Already numerous plants all over the world have machines and workers orchestrated into a highly productive ballet that is a harbinger of things to come. Rather than the old brute force of assembly line robots doing repetitive tasks isolated from humans, robots and people are working side by side. The resulting ultra-high productivity means that first world high-wage workers can compete with low-wage third world labor forces. We may be witnessing another seismic shift in where and how things are built.
Business and public safety are just two of the areas where this symbiosis is blossoming. All forms of human activity are being affected including war. Over the next few years, the Pentagon is poised to spend almost $1 billion for a range of robots designed to complement combat troops. Beyond scouting and explosives disposal, these new machines will sniff out hazardous chemicals or other agents, perform complex reconnaissance and even carry a soldier’s gear. The pace of adoption is stunning, leading to figures like Elon Musk warning about the potential dangers of autonomous killer robots on the battlefield.
Yes, it seems that almost no human endeavor will not be touched by this burgeoning partnership – even outer space. Just recently NASA delivered to the international space station a number of “astrobees”. Designed to supplement the astronauts in their work. They are robots that can function either autonomously or by remote control to do the routine or dangerous tasks.
Look around. This is how it will happen. Robots and A.I. will just seep into our everyday world. Occasionally, we may notice them as with the Notre Dame fire but most often we will not. We will mostly just take them for granted as helpful assistants.

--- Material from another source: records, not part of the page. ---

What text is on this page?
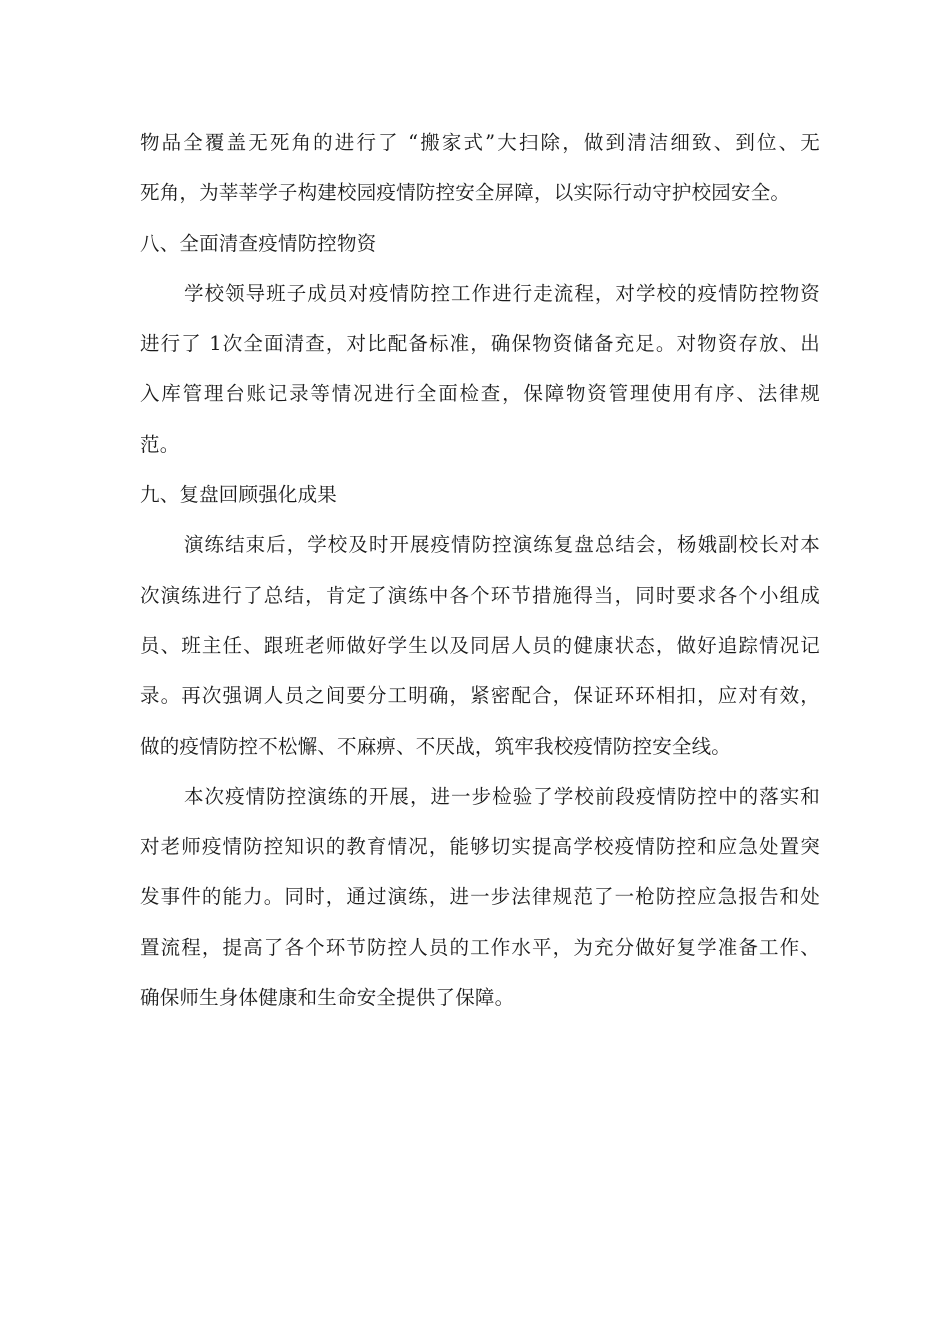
物品全覆盖无死角的进行了 “搬家式”大扫除，做到清洁细致、到位、无
死角，为莘莘学子构建校园疫情防控安全屏障，以实际行动守护校园安全。
八、全面清查疫情防控物资
学校领导班子成员对疫情防控工作进行走流程，对学校的疫情防控物资
进行了 1次全面清查，对比配备标准，确保物资储备充足。对物资存放、出
入库管理台账记录等情况进行全面检查，保障物资管理使用有序、法律规
范。
九、复盘回顾强化成果
演练结束后，学校及时开展疫情防控演练复盘总结会，杨娥副校长对本
次演练进行了总结，肯定了演练中各个环节措施得当，同时要求各个小组成
员、班主任、跟班老师做好学生以及同居人员的健康状态，做好追踪情况记
录。再次强调人员之间要分工明确，紧密配合，保证环环相扣，应对有效，
做的疫情防控不松懈、不麻痹、不厌战，筑牢我校疫情防控安全线。
本次疫情防控演练的开展，进一步检验了学校前段疫情防控中的落实和
对老师疫情防控知识的教育情况，能够切实提高学校疫情防控和应急处置突
发事件的能力。同时，通过演练，进一步法律规范了一枪防控应急报告和处
置流程，提高了各个环节防控人员的工作水平，为充分做好复学准备工作、
确保师生身体健康和生命安全提供了保障。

So, don’t worry about your job being taken and don’t worry about the terminator taking over. Instead your job will be transformed and a robot may save your life. Don’t be surprised by these servants popping up where you least expect them. In fact, maybe you have a good idea of one that could help you. How about it?
By John Pientka
John is currently the principal of Pientka and Associates which specializes in IT and Cloud Computing.
Over the years John has been vice president at CGI Federal, where he lead their cloud computing division. He founded and served as CEO of GigEpath, which provided communication solutions to major corporations. He has also served as president of British Telecom’s outsourcing arm Syncordia, vice president and general manager of a division at Motorola.